Levin outlined the hack in a Jan. 27 report that was issued by his company, Vanguard Cybersecurity, and emailed to an elections official by Mr. Sinclair. The email was then forwarded to the Florida Department of Law Enforcement, who in turn interviewed Levin at his house in early February. Authorities confiscated his computer and iPhone while executing a search warrant a few days later and eventually filed the felony hacking charges after securing digital proof of the intrusions against both websites in addition to Levin’s admission.



In the plea deal entered Tuesday, Levin took responsibility for his actions and formally apologized to Ms. Harrington.

“When I found information that could be used to damage you and your office, I presented it to Dan Sinclair, who I had worked with,” Levin admitted. “I then took part in a publicity stunt to advance Mr. Sinclair’s campaign.”

“I’m sorry about what I did, your Honor. It was a silly political stunt,” Levin said in court, according to the CBS affiliate. “I didn’t think I was going to get in and I did. I’ve never done anything like it before and I’m not going to do anything like it again.”

Christopher Crowley, a defense lawyer for Levin, stood by his client’s conduct while speaking to a local NBC affiliate following Tuesday’s hearing.

“After [Levin] did it, he reported it to the agencies themselves and actually did a report to show them how vulnerable it was,” the attorney said. “So yes, he did commit a crime, but he also did a service to the agencies he hacked into.”

Levin will serve his jail sentence during the weekends so he can attend law school during the week, the CBS affiliate reported.

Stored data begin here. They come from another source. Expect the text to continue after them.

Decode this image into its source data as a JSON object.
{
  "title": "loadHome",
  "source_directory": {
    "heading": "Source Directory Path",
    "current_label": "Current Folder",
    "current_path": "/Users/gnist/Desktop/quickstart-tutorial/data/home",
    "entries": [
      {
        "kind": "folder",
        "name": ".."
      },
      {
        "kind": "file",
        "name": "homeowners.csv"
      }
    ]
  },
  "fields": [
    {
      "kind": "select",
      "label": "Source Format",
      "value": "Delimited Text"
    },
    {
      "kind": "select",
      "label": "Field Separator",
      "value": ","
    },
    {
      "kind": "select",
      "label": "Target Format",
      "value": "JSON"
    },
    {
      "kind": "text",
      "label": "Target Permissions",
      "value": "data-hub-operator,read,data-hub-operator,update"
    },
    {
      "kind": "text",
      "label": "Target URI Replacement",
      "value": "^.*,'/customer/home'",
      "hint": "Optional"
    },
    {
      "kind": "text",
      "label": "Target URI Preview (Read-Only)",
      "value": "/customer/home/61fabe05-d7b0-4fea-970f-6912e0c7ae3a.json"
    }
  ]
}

Investigators previously determined that Mr. Sinclair played no part in orchestrating the hack and declined to charge him in the matter. The election’s supervisor hopeful ultimately lost his bid for office after garnering only 10 percent of the vote during the state’s primary last month.

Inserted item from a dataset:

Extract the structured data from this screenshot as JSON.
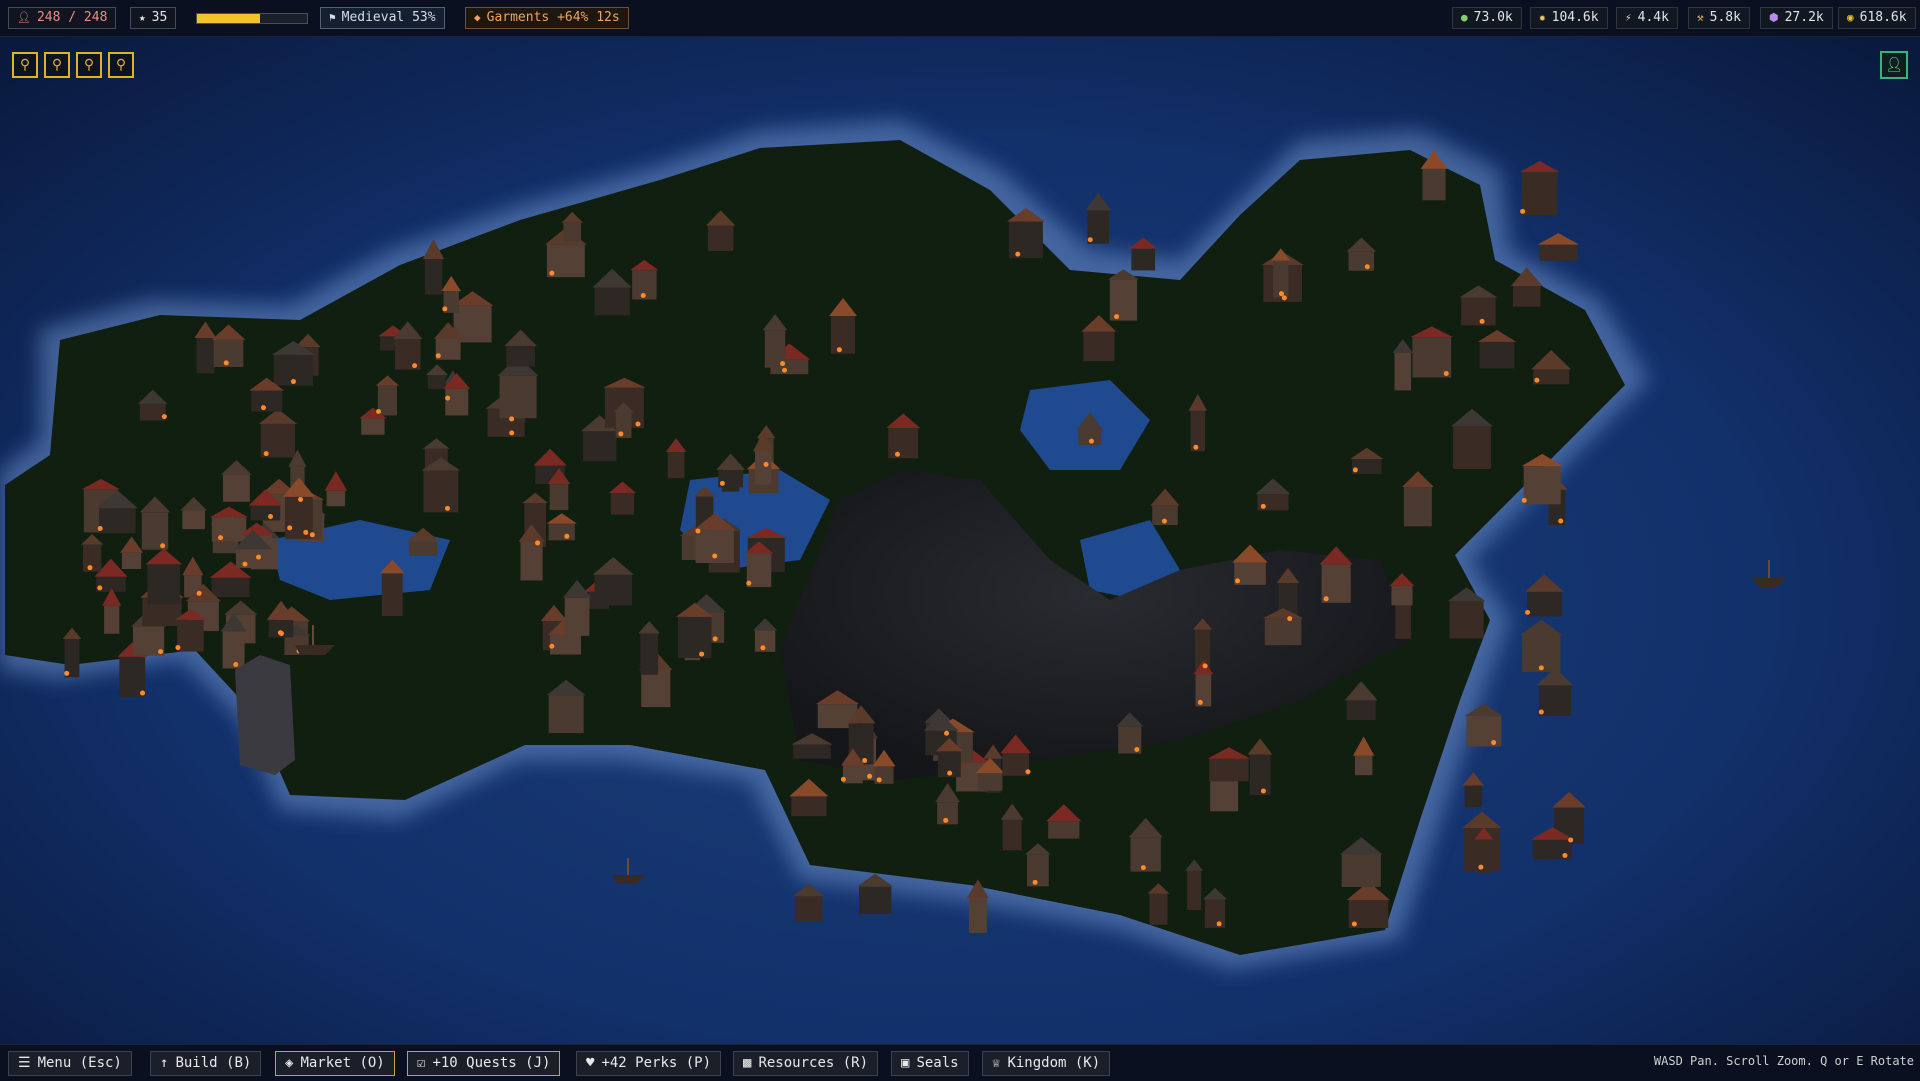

Ms. Harrington told NBC2 that the SQL injection used by Levin allowed him to access an old database that was no longer being used but was still connected to the internet.

“You could be in Siberia and perform the attack I performed on the Lee elections website,” Levin said in one of the YouTube videos. “There’s more sensitive information I could have had access to.”

The FBI last month issued a warning to election officials across the country after offices in Arizona and Illinois were both targeted in recent cyberattacks.